The micro service returns a json object containing the response type
and type-dependent data.
For image:
{
"type": "image",
"paths": [
{
path: "/path/to/image/",
url: "/url/to/more/information/or/full/size/image"
},
{
path: "/path/to/image2/",
url: "/different/url/to/more/information/or/full/size/image2"
}
]
}
For texts:
{
"type": "text",
"texts": [
{
"text": "This will hopefully be useful information.",
"url": "http://example.com/"
},
{
"text": "This is about funny frog.",
"url": "/link/to/external/page"
}
]
}
If no information was found:
{
"type": "miss"
}
An examples of an implementation with flask can be found in the slide-index repository.
Docker
There are docker containers available for the following components:
- modified kaldi-model-server
- slide-index
- elastic-server-middleware
- wikipedia-search-service
- relevant-terms-tagger
Always use the latest version available.
The specific command to run each container can be found in the respective repositories.

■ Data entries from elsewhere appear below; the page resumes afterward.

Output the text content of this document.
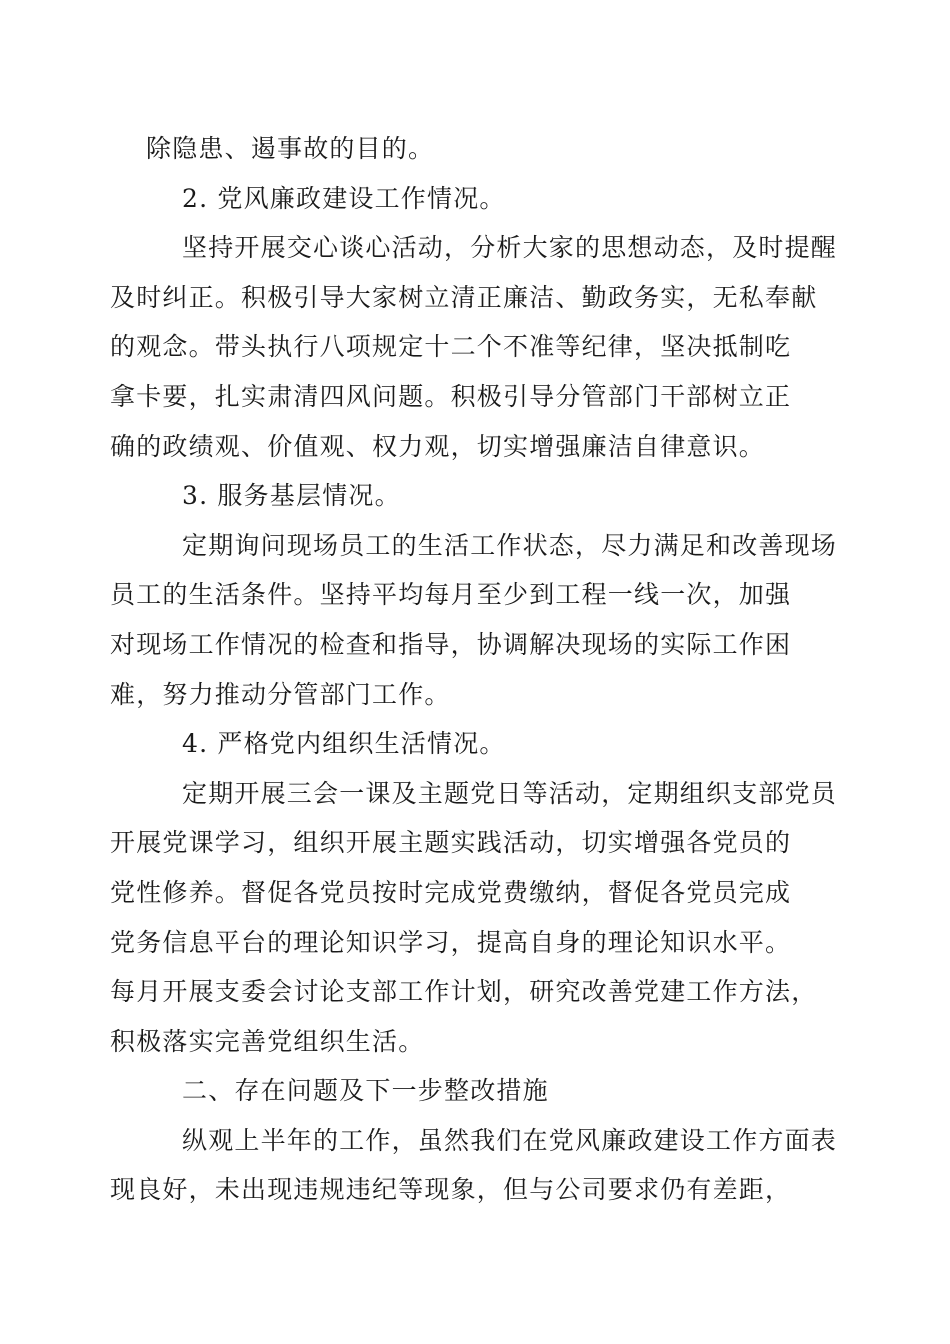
除隐患、遏事故的目的。

2. 党风廉政建设工作情况。

坚持开展交心谈心活动，分析大家的思想动态，及时提醒
及时纠正。积极引导大家树立清正廉洁、勤政务实，无私奉献
的观念。带头执行八项规定十二个不准等纪律，坚决抵制吃
拿卡要，扎实肃清四风问题。积极引导分管部门干部树立正
确的政绩观、价值观、权力观，切实增强廉洁自律意识。

3. 服务基层情况。

定期询问现场员工的生活工作状态，尽力满足和改善现场
员工的生活条件。坚持平均每月至少到工程一线一次，加强
对现场工作情况的检查和指导，协调解决现场的实际工作困
难，努力推动分管部门工作。

4. 严格党内组织生活情况。

定期开展三会一课及主题党日等活动，定期组织支部党员
开展党课学习，组织开展主题实践活动，切实增强各党员的
党性修养。督促各党员按时完成党费缴纳，督促各党员完成
党务信息平台的理论知识学习，提高自身的理论知识水平。
每月开展支委会讨论支部工作计划，研究改善党建工作方法，
积极落实完善党组织生活。

二、存在问题及下一步整改措施

纵观上半年的工作，虽然我们在党风廉政建设工作方面表
现良好，未出现违规违纪等现象，但与公司要求仍有差距，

The html5-client is not dockerized since it adheres to the development guidelines of bigbluebutton.
The message-broker is a trivial nodejs script and can easily be run on a bigbluebutton server.
If you have no experience with docker please check out docker installation and docker usage.
Nginx
This section gives an overview of the nginx setup and a general installation procedure. Please note that some steps may be redundant on your system and additional steps may be required (e.g. firewall exceptions) dependent on your setup.

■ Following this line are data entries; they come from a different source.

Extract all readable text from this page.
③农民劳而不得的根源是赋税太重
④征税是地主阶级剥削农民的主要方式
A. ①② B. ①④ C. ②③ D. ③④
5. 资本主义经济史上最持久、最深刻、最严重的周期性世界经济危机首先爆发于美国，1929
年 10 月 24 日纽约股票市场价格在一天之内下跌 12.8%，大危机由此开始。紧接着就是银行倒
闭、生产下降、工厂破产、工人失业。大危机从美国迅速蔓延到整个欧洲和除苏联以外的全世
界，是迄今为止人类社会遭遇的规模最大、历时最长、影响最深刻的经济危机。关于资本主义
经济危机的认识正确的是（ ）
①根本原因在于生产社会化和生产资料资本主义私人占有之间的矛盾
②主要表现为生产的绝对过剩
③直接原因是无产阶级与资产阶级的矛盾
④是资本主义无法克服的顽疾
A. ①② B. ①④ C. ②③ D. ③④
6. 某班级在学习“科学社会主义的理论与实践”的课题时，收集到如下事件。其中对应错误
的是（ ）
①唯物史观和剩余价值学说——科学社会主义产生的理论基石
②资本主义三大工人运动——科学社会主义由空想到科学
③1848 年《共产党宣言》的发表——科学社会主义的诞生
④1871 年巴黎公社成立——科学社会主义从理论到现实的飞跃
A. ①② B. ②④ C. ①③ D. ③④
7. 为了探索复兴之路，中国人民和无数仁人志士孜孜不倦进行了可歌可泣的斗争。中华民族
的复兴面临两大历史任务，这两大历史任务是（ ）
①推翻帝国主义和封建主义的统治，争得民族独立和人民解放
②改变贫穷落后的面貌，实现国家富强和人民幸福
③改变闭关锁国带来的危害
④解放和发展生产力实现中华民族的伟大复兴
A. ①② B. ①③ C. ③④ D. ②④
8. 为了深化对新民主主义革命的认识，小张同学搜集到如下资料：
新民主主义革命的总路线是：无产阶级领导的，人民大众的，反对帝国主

This setup also assumes that you have a registered (sub-)domain which points to your server(s), since this is required for SSL certificates.
Installation
sudo apt update
sudo apt install nginx
Make sure that the domain name is set up in the configuration e.g. /etc/nginx/sites-available/default
The configuration needs to contain a line like server_name example.com www.example.com
;
Most likely the directive server_name
is present and only the domain names need to be added.
SSL certificates
Install certbot and request SSL certificates. This automatically installs the SSL components for nginx.

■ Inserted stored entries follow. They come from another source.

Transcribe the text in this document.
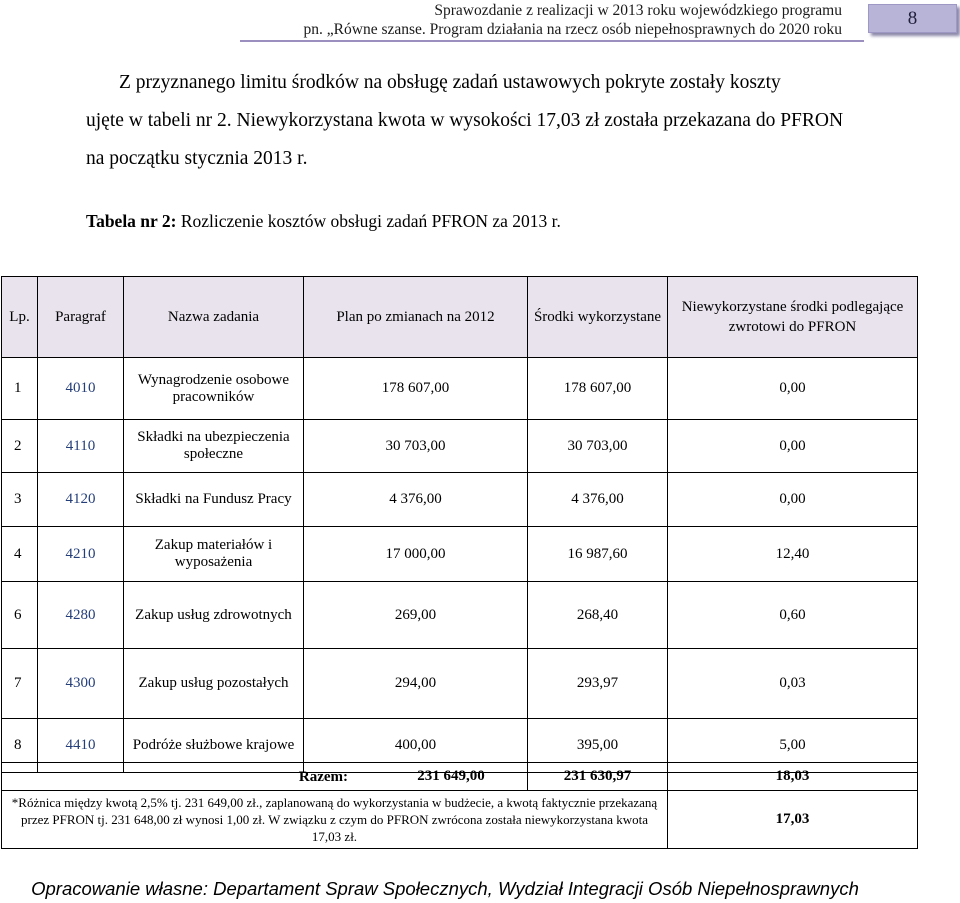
Sprawozdanie z realizacji w 2013 roku wojewódzkiego programu
pn. „Równe szanse. Program działania na rzecz osób niepełnosprawnych do 2020 roku	8
Z przyznanego limitu środków na obsługę zadań ustawowych pokryte zostały koszty
ujęte w tabeli nr 2. Niewykorzystana kwota w wysokości 17,03 zł została przekazana do PFRON
na początku stycznia 2013 r.
Tabela nr 2: Rozliczenie kosztów obsługi zadań PFRON za 2013 r.
Lp.	Paragraf	Nazwa zadania	Plan po zmianach na 2012	Środki wykorzystane	Niewykorzystane środki podlegające zwrotowi do PFRON
1	4010	Wynagrodzenie osobowe pracowników	178 607,00	178 607,00	0,00
2	4110	Składki na ubezpieczenia społeczne	30 703,00	30 703,00	0,00
3	4120	Składki na Fundusz Pracy	4 376,00	4 376,00	0,00
4	4210	Zakup materiałów i wyposażenia	17 000,00	16 987,60	12,40
6	4280	Zakup usług zdrowotnych	269,00	268,40	0,60
7	4300	Zakup usług pozostałych	294,00	293,97	0,03
8	4410	Podróże służbowe krajowe	400,00	395,00	5,00
Razem: 231 649,00	231 630,97	18,03
*Różnica między kwotą 2,5% tj. 231 649,00 zł., zaplanowaną do wykorzystania w budżecie, a kwotą faktycznie przekazaną przez PFRON tj. 231 648,00 zł wynosi 1,00 zł. W związku z czym do PFRON zwrócona została niewykorzystana kwota 17,03 zł.		17,03
Opracowanie własne: Departament Spraw Społecznych, Wydział Integracji Osób Niepełnosprawnych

sudo add-apt-repository ppa:certbot/certbot
sudo apt-get update
sudo apt-get install python-certbot-nginx
sudo certbot --nginx -d example.com
More details can be found here: https://www.digitalocean.com/community/tutorials/how-to-set-up-let-s-encrypt-with-nginx-server-blocks-on-ubuntu-16-04
Nginx reverse proxy
Nginx needs to know where your service is running. This can be done with the following example configuration:
location / {
proxy_pass http://127.0.0.1:8080/;
proxy_http_version 1.1;
proxy_set_header Upgrade $http_upgrade;
proxy_set_header Connection "Upgrade";
proxy_set_header Host $host;
proxy_buffering off;
proxy_connect_timeout 600;
proxy_send_timeout 600;
proxy_read_timeout 600;
send_timeout 600;
add_header 'Access-Control-Allow-Origin' '*' always;
add_header 'Access-Control-Allow-Methods' 'GET, POST, OPTIONS' always;
}
More general:
location <URL_PATH_PREFIX> {
proxy_pass <SERVICE_CONNECTION>;
proxy_http_version 1.1;
proxy_set_header Upgrade $http_upgrade;
proxy_set_header Connection "Upgrade";
proxy_set_header Host $host;
proxy_buffering off;
proxy_connect_timeout 600;
proxy_send_timeout 600;
proxy_read_timeout 600;
send_timeout 600;
add_header 'Access-Control-Allow-Origin' '*' always;
add_header 'Access-Control-Allow-Methods' 'GET, POST, OPTIONS' always;
}
URL_PATH_PREFIX This defines the matching path for the service. /
will redirect all request to the service.
By using e.g. /message_broker
and several location blocks, multiple services can run on one server.
SERVICE_CONNECTION This specifies where the service runs (e.g. http://127.0.0.1:8080/). Make sure, that
it has a trailing /
so the URL_PATH_PREFIX is not send to the service.
The last two lines containing Access-Control-Allow are required for the service to be used from a different domain.
(e.g. the user participates in a conference at bbb.uhh.de
but the service is hosted at index.uhh.de
).
If you service runs on the same domain/server as the html5 client, these two lines are not required.